We hit half-million: The Cidr Report

TheIpv6guy . cb.list6 at gmail.com
Wed Apr 30 03:37:32 UTC 2014


On Tue, Apr 29, 2014 at 7:54 PM, Jeff Kell <jeff-kell at utc.edu> wrote:
> On 4/29/2014 2:06 PM, Owen DeLong wrote:
>> If everyone who had 30+ inaggregable IPv4 prefixes replaced them with 1 (or even 3) IPv6 prefixes…
>>
>> As a bonus, we could get rid of NAT, too. ;-)
>>
>> /me ducks (but you know I had to say it)
>
> Yeah, just when we thought Slammer / Blaster / Nachi / Welchia / etc /
> etc  had been eliminated by process of "can't get there from here"... we
> expose millions more endpoints...
>
> /me ducks too (but you know *I* had to say it)
>

No ducking here.  You forgot Nimda.  Do you have an example from the
last 10 years of this class ?

Windows XP SP3  with a default host firewall on really did solve most
of this, not NAT.  Not stateful firewalls in networks.

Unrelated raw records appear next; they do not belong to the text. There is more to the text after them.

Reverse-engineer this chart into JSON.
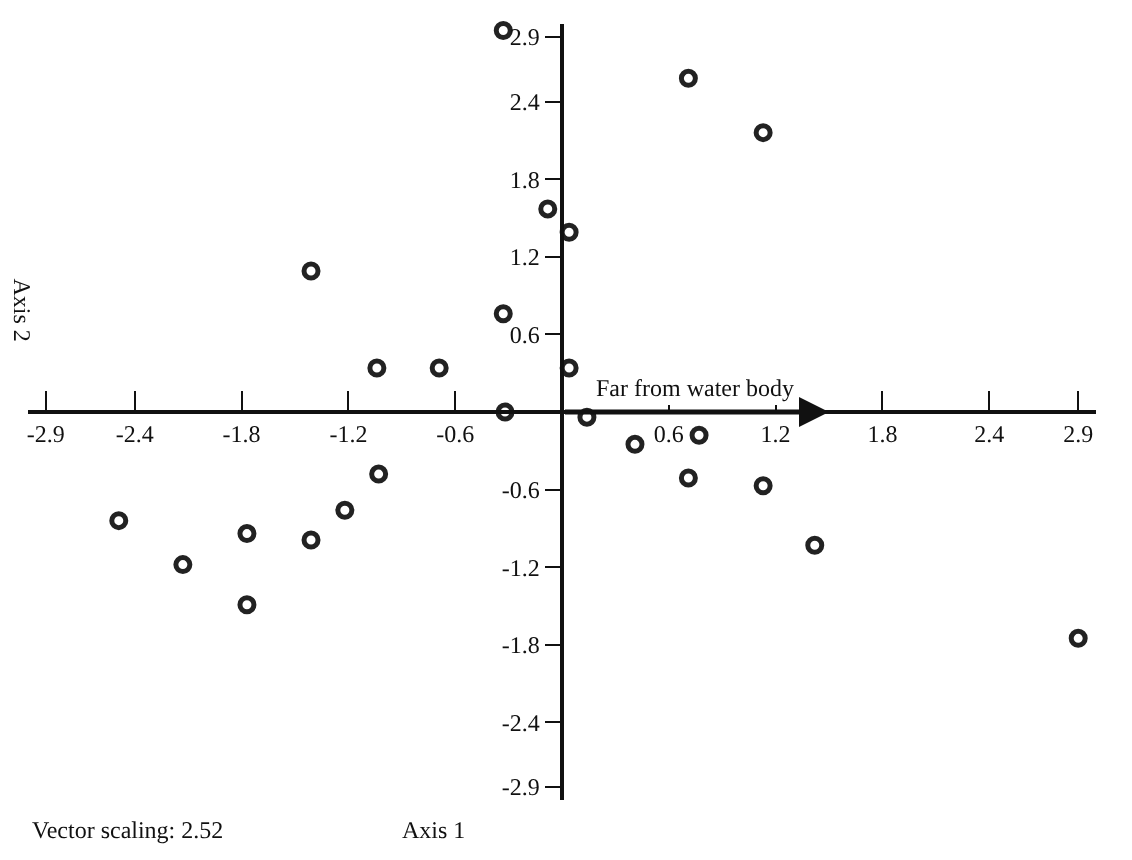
{
  "chart_data": {
    "type": "scatter",
    "xlabel": "Axis 1",
    "ylabel": "Axis 2",
    "annotations": [
      "Vector scaling: 2.52",
      "Far from water body"
    ],
    "series": [
      {
        "color": "#222222",
        "x": [
          -0.33,
          0.71,
          1.13,
          -0.08,
          0.04,
          -1.41,
          -0.33,
          -1.04,
          -0.69,
          0.04,
          -0.32,
          0.14,
          0.41,
          0.77,
          0.71,
          1.13,
          1.42,
          2.9,
          -2.49,
          -2.13,
          -1.77,
          -1.77,
          -1.41,
          -1.22,
          -1.03
        ],
        "values": [
          2.95,
          2.58,
          2.16,
          1.57,
          1.39,
          1.09,
          0.76,
          0.34,
          0.34,
          0.34,
          0,
          -0.04,
          -0.25,
          -0.18,
          -0.51,
          -0.57,
          -1.03,
          -1.75,
          -0.84,
          -1.18,
          -0.94,
          -1.49,
          -0.99,
          -0.76,
          -0.48
        ]
      }
    ],
    "xlim": [
      -3.0,
      3.0
    ],
    "ylim": [
      -3.0,
      3.0
    ],
    "xticks": [
      -2.9,
      -2.4,
      -1.8,
      -1.2,
      -0.6,
      0.6,
      1.2,
      1.8,
      2.4,
      2.9
    ],
    "yticks": [
      -2.9,
      -2.4,
      -1.8,
      -1.2,
      -0.6,
      0.6,
      1.2,
      1.8,
      2.4,
      2.9
    ],
    "grid": false,
    "marker": "circle"
  }
}
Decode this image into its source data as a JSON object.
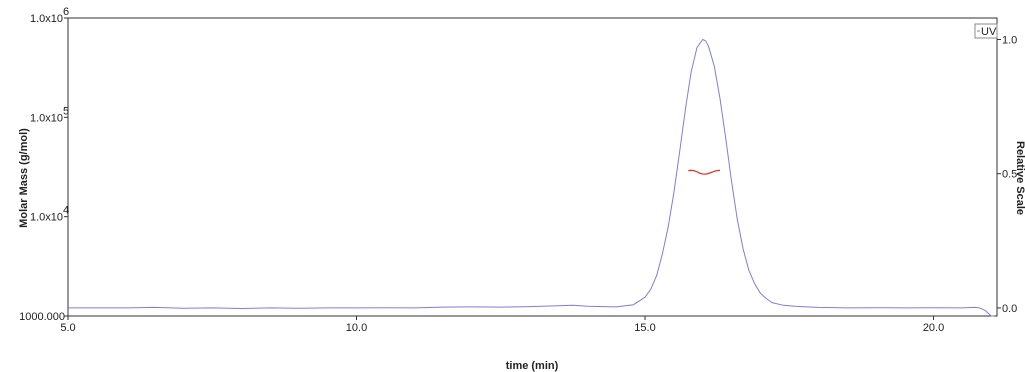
{
  "chart_data": {
    "type": "line",
    "xlabel": "time (min)",
    "ylabel": "Molar Mass (g/mol)",
    "y2label": "Relative Scale",
    "xlim": [
      5.0,
      21.1
    ],
    "ylim": [
      1000,
      1000000
    ],
    "yscale": "log",
    "y2lim": [
      -0.03,
      1.08
    ],
    "grid": false,
    "legend": {
      "position": "top-right",
      "entries": [
        "UV"
      ]
    },
    "x_ticks": [
      {
        "value": 5.0,
        "label": "5.0"
      },
      {
        "value": 10.0,
        "label": "10.0"
      },
      {
        "value": 15.0,
        "label": "15.0"
      },
      {
        "value": 20.0,
        "label": "20.0"
      }
    ],
    "y_ticks": [
      {
        "value": 1000,
        "label": "1000.000"
      },
      {
        "value": 10000,
        "label": "1.0x10",
        "exp": "4"
      },
      {
        "value": 100000,
        "label": "1.0x10",
        "exp": "5"
      },
      {
        "value": 1000000,
        "label": "1.0x10",
        "exp": "6"
      }
    ],
    "y2_ticks": [
      {
        "value": 0.0,
        "label": "0.0"
      },
      {
        "value": 0.5,
        "label": "0.5"
      },
      {
        "value": 1.0,
        "label": "1.0"
      }
    ],
    "series": [
      {
        "name": "UV",
        "axis": "right",
        "color": "#7d7de0",
        "x": [
          5.0,
          5.5,
          6.0,
          6.5,
          7.0,
          7.5,
          8.0,
          8.5,
          9.0,
          9.5,
          10.0,
          10.5,
          11.0,
          11.5,
          12.0,
          12.5,
          13.0,
          13.5,
          13.75,
          14.0,
          14.5,
          14.8,
          15.0,
          15.1,
          15.2,
          15.3,
          15.4,
          15.5,
          15.6,
          15.7,
          15.8,
          15.9,
          16.0,
          16.05,
          16.1,
          16.2,
          16.3,
          16.4,
          16.5,
          16.6,
          16.7,
          16.8,
          16.9,
          17.0,
          17.1,
          17.2,
          17.4,
          17.6,
          17.8,
          18.0,
          18.5,
          19.0,
          19.5,
          20.0,
          20.5,
          20.7,
          20.8,
          20.9,
          21.0,
          21.05
        ],
        "y": [
          0.0,
          0.0,
          0.0,
          0.002,
          -0.001,
          0.0,
          -0.002,
          0.0,
          -0.001,
          0.0,
          0.0,
          0.001,
          0.0,
          0.003,
          0.004,
          0.003,
          0.005,
          0.008,
          0.01,
          0.006,
          0.004,
          0.012,
          0.04,
          0.07,
          0.12,
          0.2,
          0.3,
          0.43,
          0.58,
          0.74,
          0.88,
          0.97,
          1.0,
          0.995,
          0.975,
          0.9,
          0.78,
          0.63,
          0.47,
          0.33,
          0.22,
          0.14,
          0.09,
          0.055,
          0.035,
          0.02,
          0.01,
          0.006,
          0.004,
          0.002,
          0.0,
          0.001,
          0.0,
          0.001,
          0.0,
          0.002,
          0.0,
          -0.01,
          -0.03,
          -0.03
        ]
      },
      {
        "name": "",
        "axis": "left",
        "color": "#e03a2a",
        "x": [
          15.75,
          15.8,
          15.85,
          15.9,
          15.95,
          16.0,
          16.05,
          16.1,
          16.15,
          16.2,
          16.25,
          16.3
        ],
        "y": [
          29000,
          29300,
          29000,
          28300,
          27400,
          26900,
          26800,
          27200,
          27900,
          28600,
          29100,
          29300
        ]
      }
    ]
  }
}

In fact, jogging my memory, i clearly remember Blaster taking out
enterprise networks with network firewalls and stateful inspection...
because people manually move their laptops between security zones.
Right? They got infected on one LAN and then attached and spread the
worm to other LANs.

 I also remember the folks saying we just spent $100k on a pair of
super Netscreen firewalls, why is our network crashing?  Right?  And
then the infection scanning from hacked hosts... of course, overloaded
the firewall, and that crashed the entire campus... because the
firewall was a single point of failure sitting on the internet
boarder... and it has the 0-day flaw of too many sessions = crash.
Most firewalls have this 0-day, it's a feature.

This really happened to me in 2003, where a network based attack had a
broad impact on hosts.  But, never again after Win XP SP3.  Now, i
just have DDoS from purposefully publicly (poorly) run NTP and DNS
servers. And, hacks from users clicking on links they know they should
not click on. Oh, and anything made with Java or Adobe or IE.  Those
things are impossible to run securely, so secure systems don't run
them.

And, every now and then a server gets cracked, right through the
stateful firewall... because there was a rule allowing ANY to TCP 80.